— Par Michaël Mélinard —
20 ans après la mort de son créateur Hugo Pratt, Corto Maltese revient pour une nouvelle aventure concoctée par Juan Diaz Canales et Ruben Pellejero. Retour sur la vie du plus célèbre marin de bande dessinée que ses voyages ont confronté aux soubresauts du siècle.
Les héros sont éternels. Ainsi, Corto Maltese dont on ignore s’il est bel et bien mort, ressuscite, 20 ans après la disparition de son créateur Hugo Pratt, sous la houlette de deux auteurs espagnols, le scénariste Juan Diaz Canales et le dessinateur Ruben Pellejero dans « Sous le soleil de minuit ».

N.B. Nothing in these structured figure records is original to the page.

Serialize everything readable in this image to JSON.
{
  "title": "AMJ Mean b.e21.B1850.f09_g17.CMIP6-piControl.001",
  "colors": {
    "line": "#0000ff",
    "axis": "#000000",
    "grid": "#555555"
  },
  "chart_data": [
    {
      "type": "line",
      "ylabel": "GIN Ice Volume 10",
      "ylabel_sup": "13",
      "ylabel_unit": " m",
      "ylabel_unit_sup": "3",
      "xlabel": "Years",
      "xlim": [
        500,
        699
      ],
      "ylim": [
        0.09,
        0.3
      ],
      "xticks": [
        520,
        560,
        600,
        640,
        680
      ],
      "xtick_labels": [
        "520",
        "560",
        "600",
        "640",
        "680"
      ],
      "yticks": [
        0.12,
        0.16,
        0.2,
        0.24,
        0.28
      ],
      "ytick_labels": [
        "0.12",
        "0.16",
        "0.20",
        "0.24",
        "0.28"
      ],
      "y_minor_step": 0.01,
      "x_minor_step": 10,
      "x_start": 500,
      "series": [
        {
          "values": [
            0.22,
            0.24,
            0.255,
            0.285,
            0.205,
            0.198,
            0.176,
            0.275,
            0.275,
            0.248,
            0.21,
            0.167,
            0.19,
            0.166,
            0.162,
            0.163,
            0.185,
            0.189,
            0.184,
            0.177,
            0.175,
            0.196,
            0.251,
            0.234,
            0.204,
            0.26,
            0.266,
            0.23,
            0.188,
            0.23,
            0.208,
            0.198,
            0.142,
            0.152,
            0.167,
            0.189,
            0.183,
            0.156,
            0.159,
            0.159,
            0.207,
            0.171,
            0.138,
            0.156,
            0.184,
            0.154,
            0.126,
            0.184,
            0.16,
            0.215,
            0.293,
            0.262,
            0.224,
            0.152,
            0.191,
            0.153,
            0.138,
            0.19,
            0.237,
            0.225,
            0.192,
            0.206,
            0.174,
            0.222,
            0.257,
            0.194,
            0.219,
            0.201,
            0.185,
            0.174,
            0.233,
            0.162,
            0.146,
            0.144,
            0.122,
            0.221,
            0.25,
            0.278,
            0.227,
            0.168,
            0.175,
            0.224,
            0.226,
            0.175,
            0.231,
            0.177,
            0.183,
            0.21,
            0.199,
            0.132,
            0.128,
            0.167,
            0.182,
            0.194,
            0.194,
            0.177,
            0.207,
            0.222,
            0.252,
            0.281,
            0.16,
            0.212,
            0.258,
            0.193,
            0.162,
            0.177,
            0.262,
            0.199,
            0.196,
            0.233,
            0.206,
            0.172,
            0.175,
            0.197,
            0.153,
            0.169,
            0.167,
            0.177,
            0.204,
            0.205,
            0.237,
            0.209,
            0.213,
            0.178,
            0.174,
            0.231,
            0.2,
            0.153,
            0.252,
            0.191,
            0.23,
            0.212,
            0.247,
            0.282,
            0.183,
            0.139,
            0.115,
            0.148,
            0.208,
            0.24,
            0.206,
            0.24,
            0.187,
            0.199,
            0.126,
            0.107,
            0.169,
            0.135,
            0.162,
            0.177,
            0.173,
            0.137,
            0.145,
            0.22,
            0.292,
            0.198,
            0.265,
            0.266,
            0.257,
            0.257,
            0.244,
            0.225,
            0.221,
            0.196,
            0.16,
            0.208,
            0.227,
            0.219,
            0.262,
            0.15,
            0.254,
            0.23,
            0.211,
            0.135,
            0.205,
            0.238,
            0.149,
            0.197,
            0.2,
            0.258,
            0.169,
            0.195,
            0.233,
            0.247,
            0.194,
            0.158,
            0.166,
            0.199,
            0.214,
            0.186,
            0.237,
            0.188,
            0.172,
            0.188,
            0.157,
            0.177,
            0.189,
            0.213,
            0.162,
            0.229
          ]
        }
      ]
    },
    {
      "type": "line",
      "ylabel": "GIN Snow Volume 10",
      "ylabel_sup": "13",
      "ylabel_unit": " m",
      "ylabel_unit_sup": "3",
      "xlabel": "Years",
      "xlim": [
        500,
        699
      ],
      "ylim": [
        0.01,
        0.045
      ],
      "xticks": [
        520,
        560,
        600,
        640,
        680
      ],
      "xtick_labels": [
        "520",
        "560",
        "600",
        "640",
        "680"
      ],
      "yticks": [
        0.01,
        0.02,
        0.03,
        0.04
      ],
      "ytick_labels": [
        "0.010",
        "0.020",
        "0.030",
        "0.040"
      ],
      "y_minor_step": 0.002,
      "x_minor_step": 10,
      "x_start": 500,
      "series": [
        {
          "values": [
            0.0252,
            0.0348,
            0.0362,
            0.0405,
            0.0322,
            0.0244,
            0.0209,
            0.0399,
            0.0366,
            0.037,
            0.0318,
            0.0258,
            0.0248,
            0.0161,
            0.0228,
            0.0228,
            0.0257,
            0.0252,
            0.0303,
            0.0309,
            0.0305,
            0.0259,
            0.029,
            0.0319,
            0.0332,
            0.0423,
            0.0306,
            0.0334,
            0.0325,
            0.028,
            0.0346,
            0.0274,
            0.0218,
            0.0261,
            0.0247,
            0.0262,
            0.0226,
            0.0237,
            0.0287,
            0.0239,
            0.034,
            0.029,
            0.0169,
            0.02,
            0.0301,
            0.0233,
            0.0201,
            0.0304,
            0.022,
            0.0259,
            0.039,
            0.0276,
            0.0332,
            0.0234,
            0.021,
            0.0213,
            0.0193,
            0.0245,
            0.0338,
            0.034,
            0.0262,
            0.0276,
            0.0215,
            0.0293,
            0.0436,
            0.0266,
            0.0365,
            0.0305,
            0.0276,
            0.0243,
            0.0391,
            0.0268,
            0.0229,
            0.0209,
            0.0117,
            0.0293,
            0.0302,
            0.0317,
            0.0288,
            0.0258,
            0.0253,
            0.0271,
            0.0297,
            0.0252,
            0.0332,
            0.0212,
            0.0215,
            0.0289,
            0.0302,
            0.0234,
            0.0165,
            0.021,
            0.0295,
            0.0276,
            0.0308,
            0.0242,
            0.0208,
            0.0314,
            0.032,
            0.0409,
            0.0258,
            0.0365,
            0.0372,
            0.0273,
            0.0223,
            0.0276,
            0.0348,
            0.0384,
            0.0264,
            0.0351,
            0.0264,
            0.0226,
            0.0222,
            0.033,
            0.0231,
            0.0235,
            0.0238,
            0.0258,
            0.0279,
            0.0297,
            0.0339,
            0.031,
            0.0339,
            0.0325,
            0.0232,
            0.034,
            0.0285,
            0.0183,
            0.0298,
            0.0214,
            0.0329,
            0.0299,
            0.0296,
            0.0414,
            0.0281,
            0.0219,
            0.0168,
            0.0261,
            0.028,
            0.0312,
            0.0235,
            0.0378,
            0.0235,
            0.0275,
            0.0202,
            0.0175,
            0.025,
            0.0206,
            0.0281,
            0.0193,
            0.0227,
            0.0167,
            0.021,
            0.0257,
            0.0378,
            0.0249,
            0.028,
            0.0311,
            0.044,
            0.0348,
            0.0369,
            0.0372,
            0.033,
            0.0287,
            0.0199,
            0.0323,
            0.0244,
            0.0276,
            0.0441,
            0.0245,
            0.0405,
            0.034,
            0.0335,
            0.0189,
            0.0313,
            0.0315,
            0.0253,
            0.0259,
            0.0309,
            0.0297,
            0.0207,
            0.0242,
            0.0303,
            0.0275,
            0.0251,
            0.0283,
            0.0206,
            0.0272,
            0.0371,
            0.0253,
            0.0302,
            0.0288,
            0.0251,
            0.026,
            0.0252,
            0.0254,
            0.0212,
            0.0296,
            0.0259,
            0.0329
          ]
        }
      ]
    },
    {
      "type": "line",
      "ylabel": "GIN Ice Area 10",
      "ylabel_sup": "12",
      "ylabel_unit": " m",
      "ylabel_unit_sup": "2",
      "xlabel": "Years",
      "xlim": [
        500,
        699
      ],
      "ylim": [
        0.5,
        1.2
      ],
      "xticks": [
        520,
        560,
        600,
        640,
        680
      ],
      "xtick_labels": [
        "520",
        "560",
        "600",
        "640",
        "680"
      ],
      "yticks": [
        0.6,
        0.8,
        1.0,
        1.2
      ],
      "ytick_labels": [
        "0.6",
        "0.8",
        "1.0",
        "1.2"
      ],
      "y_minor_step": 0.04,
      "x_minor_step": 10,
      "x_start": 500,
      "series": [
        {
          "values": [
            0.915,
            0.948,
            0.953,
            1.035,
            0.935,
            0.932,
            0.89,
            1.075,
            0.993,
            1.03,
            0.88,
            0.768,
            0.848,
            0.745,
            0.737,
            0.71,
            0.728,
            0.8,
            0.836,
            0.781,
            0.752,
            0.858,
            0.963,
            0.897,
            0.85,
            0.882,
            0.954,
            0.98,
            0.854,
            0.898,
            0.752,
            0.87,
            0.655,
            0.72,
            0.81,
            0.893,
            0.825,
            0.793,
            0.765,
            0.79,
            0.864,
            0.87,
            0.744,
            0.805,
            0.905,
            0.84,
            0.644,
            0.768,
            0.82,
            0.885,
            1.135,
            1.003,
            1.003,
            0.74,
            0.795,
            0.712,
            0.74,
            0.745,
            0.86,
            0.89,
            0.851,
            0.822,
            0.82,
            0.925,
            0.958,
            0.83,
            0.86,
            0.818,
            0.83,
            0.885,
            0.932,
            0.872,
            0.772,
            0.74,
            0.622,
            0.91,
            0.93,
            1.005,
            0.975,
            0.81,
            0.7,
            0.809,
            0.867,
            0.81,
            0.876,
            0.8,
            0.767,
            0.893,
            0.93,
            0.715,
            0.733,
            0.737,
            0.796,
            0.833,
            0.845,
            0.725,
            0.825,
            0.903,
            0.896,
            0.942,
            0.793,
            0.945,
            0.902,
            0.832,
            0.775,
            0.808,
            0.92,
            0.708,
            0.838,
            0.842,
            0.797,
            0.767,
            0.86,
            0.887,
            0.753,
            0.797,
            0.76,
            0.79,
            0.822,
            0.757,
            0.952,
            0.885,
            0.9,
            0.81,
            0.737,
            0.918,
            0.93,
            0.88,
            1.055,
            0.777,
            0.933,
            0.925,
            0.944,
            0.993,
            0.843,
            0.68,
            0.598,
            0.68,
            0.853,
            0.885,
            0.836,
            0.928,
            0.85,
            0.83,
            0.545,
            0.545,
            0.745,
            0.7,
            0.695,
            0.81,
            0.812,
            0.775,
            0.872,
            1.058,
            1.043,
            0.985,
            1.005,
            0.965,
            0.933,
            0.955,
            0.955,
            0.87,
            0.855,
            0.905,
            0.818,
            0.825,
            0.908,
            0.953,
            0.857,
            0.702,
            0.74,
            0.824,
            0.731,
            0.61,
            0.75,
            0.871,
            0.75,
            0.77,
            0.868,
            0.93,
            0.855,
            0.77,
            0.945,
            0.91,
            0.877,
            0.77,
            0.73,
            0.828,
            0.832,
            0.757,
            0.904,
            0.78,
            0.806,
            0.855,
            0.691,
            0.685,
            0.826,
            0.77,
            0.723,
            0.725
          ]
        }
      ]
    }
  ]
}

Ce personnage de marin solitaire, instantanément identifiable, dépasse largement le cadre de la bande dessinée. Il est devenu un mythe littéraire qui lui vaut nombre d’ouvrages, d’adaptations cinématographiques et même quelques chansons. Visage anguleux, créole à l’oreille gauche, redingote bleu nuit, casquette de marin, Corto Maltese cultive certes sa liberté et son indépendance. Mais il ne s’interdit pas, au gré de ses nombreuses rencontres, de s’engager pour des causes.
Pratt lui a fait vivre 29 aventures (dont une partie fut publiée dans « Pif » entre 1970 et 1973), réunies en 12 albums depuis sa création en 1967. Il lui a concocté une véritable biographie, fixant sa naissance au 10 juillet 1887 à La Valette (Malte). Son père est un marin anglais, sa mère une gitane de Séville, ancien modèle d’Ingres. Ses parents se rencontrent à Gibraltar. Il passe une partie de son enfance dans cette enclave britannique avant d’arriver dans le quartier juif de Cordoue. En 1904, Corto Maltese embarque à bord du « Golden Vanity ».
Il visite l’Égypte, la péninsule Arabique, les Indes britanniques, l’Asie du Sud-Est et la Chine. C’est le début d’une incroyable vie de voyages où il explore les cinq continents. Il croise les écrivains Jack London et James Joyce, un gardien d’hôtel révolutionnaire russe nommé Djougachvili, rebaptisé plus tard Staline, les hors-la-loi Butch Cassidy, Sundance Kid et son épouse Etta Place. Il se retrouve au coeur de conflits telles la guerre russo-japonaise en Mandchourie ou la Première Guerre mondiale.
en 29 aventures, où il cultive sa liberté, corto est devenu un mythe littéraire.
Jusqu’en 1926, les albums ou les déclarations d’Hugo Pratt permettent d’avoir une idée assez précise des pérégrinations du marin de papier. La suite semble plus sujette à caution. Tout juste sait-on que Maltese séjourne, entre 1928 et 1929, en Éthiopie à Harar, là où vécut Rimbaud. Le mystère plane également sur sa disparition. On perd sa trace après son engagement dans les brigades internationales pendant la guerre civile espagnole. Quoiqu’il advienne, l’engouement suscité par les rééditions et les expositions consacrées au travail de Pratt prouvent que Corto Maltese est toujours vivant, symbole inamovible d’une bande dessinée qui flirte avec la peinture, la poésie et le roman d’aventures.
« Sous le soleil de minuit », tome 13, Casterman, dessin de Ruben Pellejero, scénario de Juan Diaz Canales.
82 p. 16 euros en couleurs, 25 euros en noir et blanc. Le 30 septembre en librairie.